Una vez cumplido el ritual de la
ascensión, nos entregábamos a la bajada del camino, pero, esta vez, con el
aliciente de dirigirnos hacia el Parque de Sant Vicent. Ese paraje
estaba a dos kilómetros y medio de la ciudad. El camino hacia allí nunca se nos
hacía largo. Nuestra alegría por la fiesta continuaba durante todo el
trayecto.
En ese parque también había una
ermita erigida en honor al santo predicador, sin embargo, no recuerdo el
haberla visitado nunca pues, ese día, el joven alado le robaba el protagonismo
al terrestre sermoneador.
En el parque el agua fluía
limpia, sana y hasta se podía ver alguna que otra carpa que se movía en busca
de las migas de pan que los niños no cesábamos de lanzarles.

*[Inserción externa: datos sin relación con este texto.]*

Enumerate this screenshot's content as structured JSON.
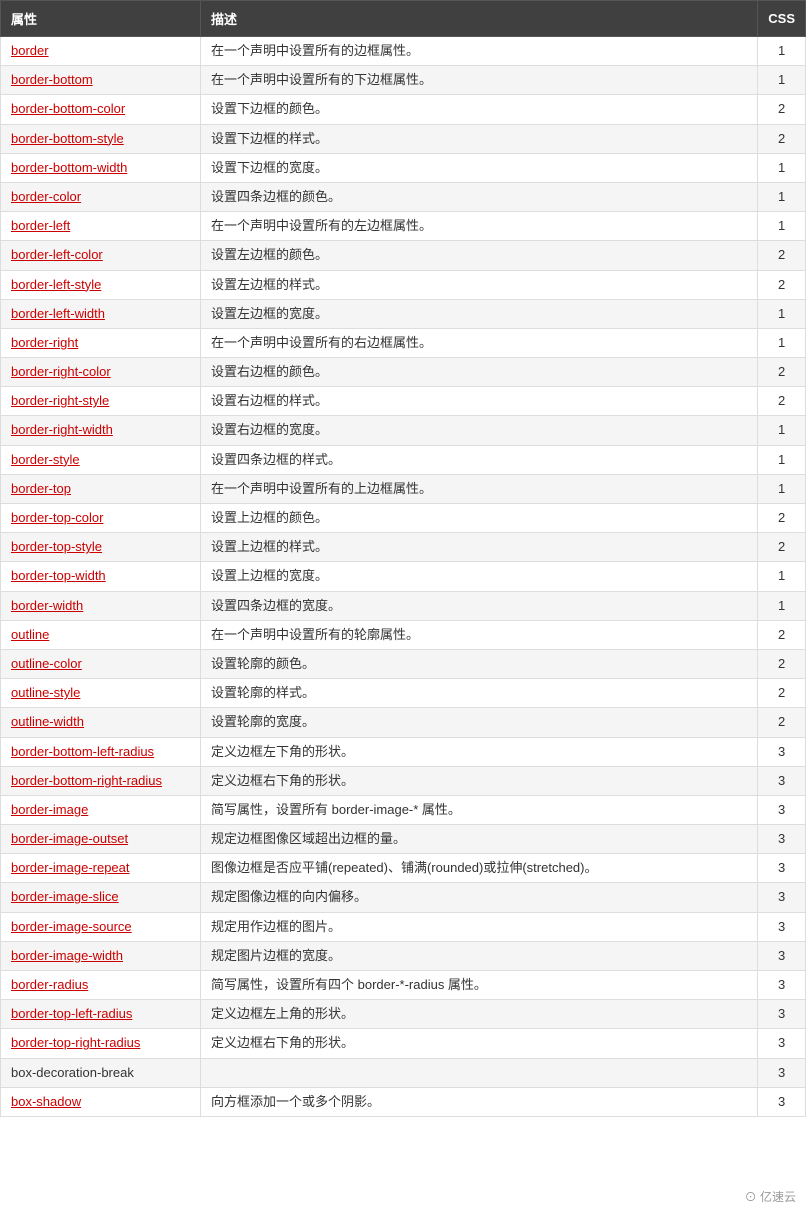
{
  "header": {
    "col1": "属性",
    "col2": "描述",
    "col3": "CSS"
  },
  "rows": [
    {
      "prop": "border",
      "desc": "在一个声明中设置所有的边框属性。",
      "css": "1",
      "link": true
    },
    {
      "prop": "border-bottom",
      "desc": "在一个声明中设置所有的下边框属性。",
      "css": "1",
      "link": true
    },
    {
      "prop": "border-bottom-color",
      "desc": "设置下边框的颜色。",
      "css": "2",
      "link": true
    },
    {
      "prop": "border-bottom-style",
      "desc": "设置下边框的样式。",
      "css": "2",
      "link": true
    },
    {
      "prop": "border-bottom-width",
      "desc": "设置下边框的宽度。",
      "css": "1",
      "link": true
    },
    {
      "prop": "border-color",
      "desc": "设置四条边框的颜色。",
      "css": "1",
      "link": true
    },
    {
      "prop": "border-left",
      "desc": "在一个声明中设置所有的左边框属性。",
      "css": "1",
      "link": true
    },
    {
      "prop": "border-left-color",
      "desc": "设置左边框的颜色。",
      "css": "2",
      "link": true
    },
    {
      "prop": "border-left-style",
      "desc": "设置左边框的样式。",
      "css": "2",
      "link": true
    },
    {
      "prop": "border-left-width",
      "desc": "设置左边框的宽度。",
      "css": "1",
      "link": true
    },
    {
      "prop": "border-right",
      "desc": "在一个声明中设置所有的右边框属性。",
      "css": "1",
      "link": true
    },
    {
      "prop": "border-right-color",
      "desc": "设置右边框的颜色。",
      "css": "2",
      "link": true
    },
    {
      "prop": "border-right-style",
      "desc": "设置右边框的样式。",
      "css": "2",
      "link": true
    },
    {
      "prop": "border-right-width",
      "desc": "设置右边框的宽度。",
      "css": "1",
      "link": true
    },
    {
      "prop": "border-style",
      "desc": "设置四条边框的样式。",
      "css": "1",
      "link": true
    },
    {
      "prop": "border-top",
      "desc": "在一个声明中设置所有的上边框属性。",
      "css": "1",
      "link": true
    },
    {
      "prop": "border-top-color",
      "desc": "设置上边框的颜色。",
      "css": "2",
      "link": true
    },
    {
      "prop": "border-top-style",
      "desc": "设置上边框的样式。",
      "css": "2",
      "link": true
    },
    {
      "prop": "border-top-width",
      "desc": "设置上边框的宽度。",
      "css": "1",
      "link": true
    },
    {
      "prop": "border-width",
      "desc": "设置四条边框的宽度。",
      "css": "1",
      "link": true
    },
    {
      "prop": "outline",
      "desc": "在一个声明中设置所有的轮廓属性。",
      "css": "2",
      "link": true
    },
    {
      "prop": "outline-color",
      "desc": "设置轮廓的颜色。",
      "css": "2",
      "link": true
    },
    {
      "prop": "outline-style",
      "desc": "设置轮廓的样式。",
      "css": "2",
      "link": true
    },
    {
      "prop": "outline-width",
      "desc": "设置轮廓的宽度。",
      "css": "2",
      "link": true
    },
    {
      "prop": "border-bottom-left-radius",
      "desc": "定义边框左下角的形状。",
      "css": "3",
      "link": true
    },
    {
      "prop": "border-bottom-right-radius",
      "desc": "定义边框右下角的形状。",
      "css": "3",
      "link": true
    },
    {
      "prop": "border-image",
      "desc": "简写属性，设置所有 border-image-* 属性。",
      "css": "3",
      "link": true
    },
    {
      "prop": "border-image-outset",
      "desc": "规定边框图像区域超出边框的量。",
      "css": "3",
      "link": true
    },
    {
      "prop": "border-image-repeat",
      "desc": "图像边框是否应平铺(repeated)、铺满(rounded)或拉伸(stretched)。",
      "css": "3",
      "link": true
    },
    {
      "prop": "border-image-slice",
      "desc": "规定图像边框的向内偏移。",
      "css": "3",
      "link": true
    },
    {
      "prop": "border-image-source",
      "desc": "规定用作边框的图片。",
      "css": "3",
      "link": true
    },
    {
      "prop": "border-image-width",
      "desc": "规定图片边框的宽度。",
      "css": "3",
      "link": true
    },
    {
      "prop": "border-radius",
      "desc": "简写属性，设置所有四个 border-*-radius 属性。",
      "css": "3",
      "link": true
    },
    {
      "prop": "border-top-left-radius",
      "desc": "定义边框左上角的形状。",
      "css": "3",
      "link": true
    },
    {
      "prop": "border-top-right-radius",
      "desc": "定义边框右下角的形状。",
      "css": "3",
      "link": true
    },
    {
      "prop": "box-decoration-break",
      "desc": "",
      "css": "3",
      "link": false
    },
    {
      "prop": "box-shadow",
      "desc": "向方框添加一个或多个阴影。",
      "css": "3",
      "link": true
    }
  ],
  "watermark": "⊙ 亿速云"
}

Las rústicas mesas enclavadas
bajo los pinos de aquel lugar idílico para mí acogía a varias familias, como la
mía, que decidían disfrutar de un apacible día festivo. Muy próximo se
encontraba un merendero que regentaba una mujeruca de aspecto desaliñado.
Aquella mujer llevaba un curioso peinado cardado donde parecía anidarle alguna
que otra golondrina despistada que se hubiese despistado en su partida hacia
las costas africanas.
La fiesta parecía finalizar
cuando las viandas, siempre tan sabrosas y llenas de los sabores caseros
conferidos por las manos expertas de mi madre, se terminaban. Se remataba la
comilona con el agradable sabor de las dulzonas granadas que nos recordaban el matiz
otoñal de la fiesta del final del mes de septiembre.
Es curioso, con el paso del
tiempo, poco a poco dejamos de ir a la fiesta de Llíria. Mi padre había
comprado un coche y, sin embargo, ya no nos resultaba atractiva la aventura de
ir a pasar un día de feria a finales de septiembre. Con el paso del tiempo he
comprendido que algunas cosas tienen sentido en su momento justo y que
repetirlas no tienen sentido puesto que se encontrarían fuera de ese tiempo
vivido.
Hola! Te felicito por lo bien que escribes y la descrpción que haces del ambiente festivo y sobre todo los prolegómenos que son lo que más se disfruta. Yo también recuerdo cuando mi Padre nos llevaba a mi hermana y a mí, sólo que la de mi pueblo era más pequeña, pero nosotras lo pasábamos en grande. Felicidades también por el blog en general, que tiene entradas muy interesantes. Ya tienes una seguidora más. Un abrazo
ResponderEliminarGracias Mariángeles por tu lectura, comentario y amistad. Creo que es bello regresar a nuestro pasado, seleccionar aquello que nos ha marcado el carácter y rememorarlo con cariño y veracidad, pero ese es mi punto de vista, claro. Un abrazo.
ResponderEliminarAcabo de terminar de leer , enterito, todo tu blog. Me ha encantado. Hay entradas divertidas, otras nostálgicas, otras reflexivas pero todas muy amenas. Ya casi conozco a la vecina dura de oido junto con parte de su familia, a la niña que recuerda su infancia y aprovecha para hacernos pensar. He visto sitios que ya no existen desde hace años pero que al describirlos parecía que estaba allí. Me he convertido en lector incondicional de tu blog y espero que sigas regalándonos entradas lo más a menudo que puedas.
ResponderEliminarMuchas gracias por tus comentarios sobre mi blog y el interés que has mostrado, Lurio. No puedo ser muy regular en mi escritura pero lo intento. Gracias, de nuevo por seguirme.